Выбрать главу

{стр. 296}

Следовательно, согласно Акиндину, и свет тот — не что иное, как плоть, что с очевидностью [служит признаком] нечестия: ведь невозможно даже представить себе, каким образом свет будет одушевленной плотью [1348]. Поистине, если просто Владычное тело, Его одушевленная плоть, есть видимое богоявление, то что же тогда такое — преображение? Или, согласно Акиндину, ничто? Почему же тогда на одной лишь вершине Фавора и одним только взошедшим с Иисусом [ученикам оно] было видно, и им явным образом воссияло, а не по всей Иудее и не всем тогда жившим, или хотя бы [всем] приемлющим воплощенное Слово как истинного Сына Божьего?
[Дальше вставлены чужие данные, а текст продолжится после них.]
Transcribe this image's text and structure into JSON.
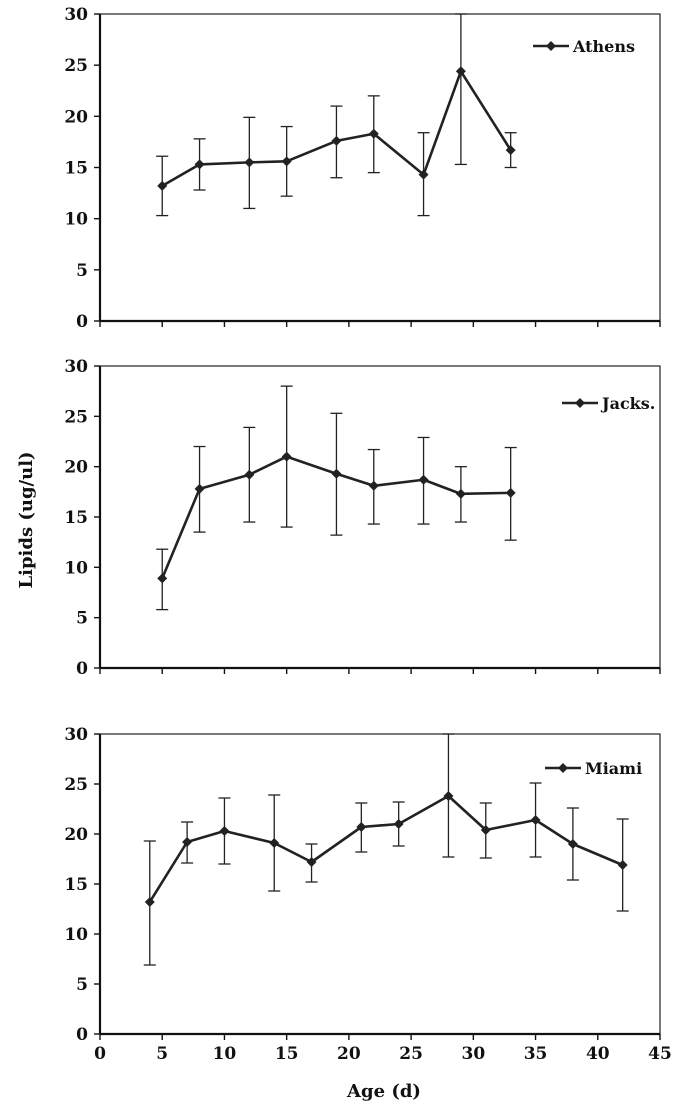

Разве не совершенно лишено света Акиндиново учение о свете?

39. Но божественный Максим вторит богоглаголивому Дионисию и говорит, что умопостигаемое богоявление будет нами тогда причаствуемо совершеннее [1349]. Акиндин же называет его как бы представлением и уразумением нетварной божественности — а ведь не найдешь не приобретшего его даже и сейчас, разве только это будет кто–то из совсем непосвященных. А причащение далеко отстоит от уразумения. Ведь стяжать разумение любви и благости, и вообще всякой добродетели (хотя бы и совершеннейшей) легко, а стать причастным [ей] — [относится к числу] чрезвычайно трудных [дел]. И совершеннейшим богоявлением мудрый в божественном Максим называет там не то, которое превыше ума, но само умопостигаемое, не отделяя его от того [совершеннейшего]. А Акиндин одно лишь высшее ума называет совершеннейшим, каковое именует и высочайшим состоянием, худо отделяя его от прочих, не поняв, что эти вещи разделяются нераздельно и слагаются разделенно. Но и само умопостигаемое [богоявление] сильный в божественном Максим назвал совершеннее причаствуемым не в сравнении с видимым, но с тем, что ныне возникает в достойных. Поэтому он и сказал: «тогда нам будет совершеннее». А Акиндин, сравнивая друг с другом те богоявления и светоподания, которые он сам не хорошо разделяет, одно называет высшим другого и более совершенным состоянием.

{стр. 297}

40. И очевидно, что божественный Максим называет его там затем и видимым, и умопостигаемым, и паче ума богоявлением. «Когда, — говорит он, — обратившись к Богу, и оттуда в совершенстве осиянные, мы единовидно станем одним (έν γενώμεθα), освободившись от свойственных нам по составлению [души с телом] противоречий (έτεροτήτων)» [1350], что сам он делает в другом месте еще более наглядным, говоря: «Душа делается богом причащением божественной благодати, и сама обретая покой от всех свойственных уму и чувству действий (ενεργειών), и одновременно сдерживая природные энергии тела, обоженного вместе с ней по соответствующему ему участию в обожении: так что один Бог является через душу и тело, когда преизбытком славы побеждены природные признаки [1351] А Акиндин даже Христу этого не дает, но учит, что через одушевленную Его плоть всегда является тварный и чувственный свет, и заявляет, что созерцание этого чувственного света есть постоянная награда для боговидно и превыше чувства видящих вовеки.

41. Ведь и Григорий, прозванный от богословия, говорит: «А немного позже душа, снова восприняв и сродственную плоть, с которой вместе она философствовала о тамошнем, вместе с ней наследует тамошнюю славу, всю [плоть] впитав в себя и став с нею одним и духом, и умом, и богом, когда смертное и текущее поглощено жизнью» [1352]. А Акиндин дарует таковым вкушение тварного и чувственного света и [доступное] через него обожение, рассекая, несчастный, божество на тварное и нетварное, и тварной божественности предлагая боговидным [людям] причащение, а нетварной — одно лишь воображение и голое мысленное представление, так как, по его мнению, даже боготворящей не является нетварная божественность, но та, которую он называет тварной. Итак, разве это не он — тот, кто превратно понимает и перетолковывает божественное, и рассекает [его] поэтому надвое, и отторгается от истинных богопочитателей? И если даже кто перестанет рассматривать сами его мнения и таковые и толикие новшества относительно христоименитого [бого]почитания, то сам факт, что он безбоязненно извращает и фальсифицирует некоторые из отеческих высказываний, и тем более в таковых [вопросах], разве часть его с неверными не положить [1353]? А то, что он старается показать самих богословов, и в особенности — корифеев в числе прочих, не согласными сами с собой и друг с другом, и тем более в отношении благочестия, разве не ставит его определенно в лагерь противников?